Outro professor da UnB, Estevão, está participando de uma comissão do MEC, que estuda a possibilidade de retorno da Filosofia, como disciplina, nos cursos de II Grau. O colégio Quilombo dos Palmares promete, a título experimental, introduzir a disciplina no currículo de seus alunos, no próximo ano.
Caetano Veloso, atento compositor popular, em sua mais recente e comentada criação, Língua, diz: "Gosto de sentir a minha língua roçar/A língua de Luís de Camões/Gosto de ser e estar/ E quero me dedicar/ A criar confusão de prosódia/ E uma profusão de paródias/ Que encurtem dores/.../ E sei que a poesia está para a amizade/ E quem há de negar que esta lhe é superior? / E deixa os portugais morrerem / a minha pátria é minha língua / Fala Mangueira/ ... / Se você tem uma idéia incrível / É melhor fazer uma canção / Está provado que só é possível / Filosofia em alemão / ..."

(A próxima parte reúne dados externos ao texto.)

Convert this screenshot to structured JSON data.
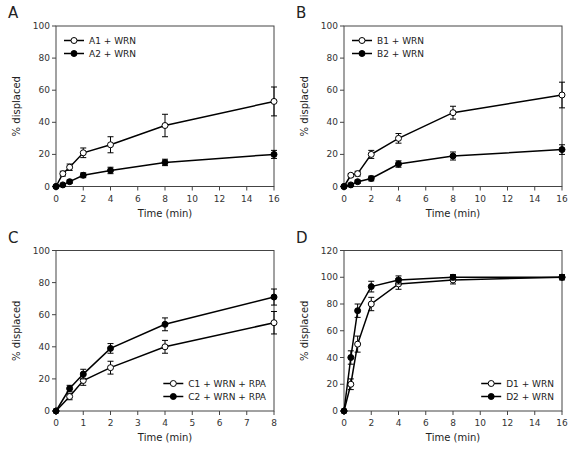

Pois Caetano Veloso traz à tona a velha discussão. Por que os grandes filósofos são, na maioria das vezes, alemães? E nos, sem latim, filosofia e história, dia chegará em que conseguiremos nem sequer criar canções.
CAETANO, Maria do Rosário. As disciplinas fora do Ar. Correio Brasiliense. Brasília: 02 de julho de 1984.

Um comentário:

  1. A jornalista Maria do Rosário Caetano foi minha aluna brilhante no curso de Letras na UnB em 1983. Era já jornalista formada quando fez o curso de Letras. Sua combatividade democrática ficou gravada nos anais da UnB.Me honro em tê-la como aluna exemplar em meus cursos. A entrevista sobre "As disciplinas fora do ar", feita em 1984 e publicada no Correio Braziliense, com os professores João Pedro Mendes e Celestino Pires, meus colegas, figuras eminentes do Departmento de Filosofia da UnB, mostram a capacidade jornalística de Maria do Rosário Caetano em superar as pequenas superficialidades da informação e preferir se deter a explorar temas menos comuns em nosso jornalismo. Ao entrevistar os dois professores peritos em línguas e culturas clássicas e filosofia, a jornalista mostrou que há que buscar fundamentos sólidos para uma formação universitária e que destes fundamentos devem fazer parte necessariamente o conhecimento da língua portuguesa em alto grau, a cultura clássica e a filosofia. Parabéns a Maria do Rosário Caetano pelo seu trabalho. Ficarei feliz se ela tiver oportunidade de ler este comentário. Desejo-lhe todo o bem e toda a saúde e que prossiga na permanente "luta de esclarecimento" - em sentido frankfurtiano ou não -, tão necessária junto aos cidadãos leitores de nossas publicações jornalísticas. Com o maior carinho e admiração, um beijo. João Ferreira, professor aposentado da UnB.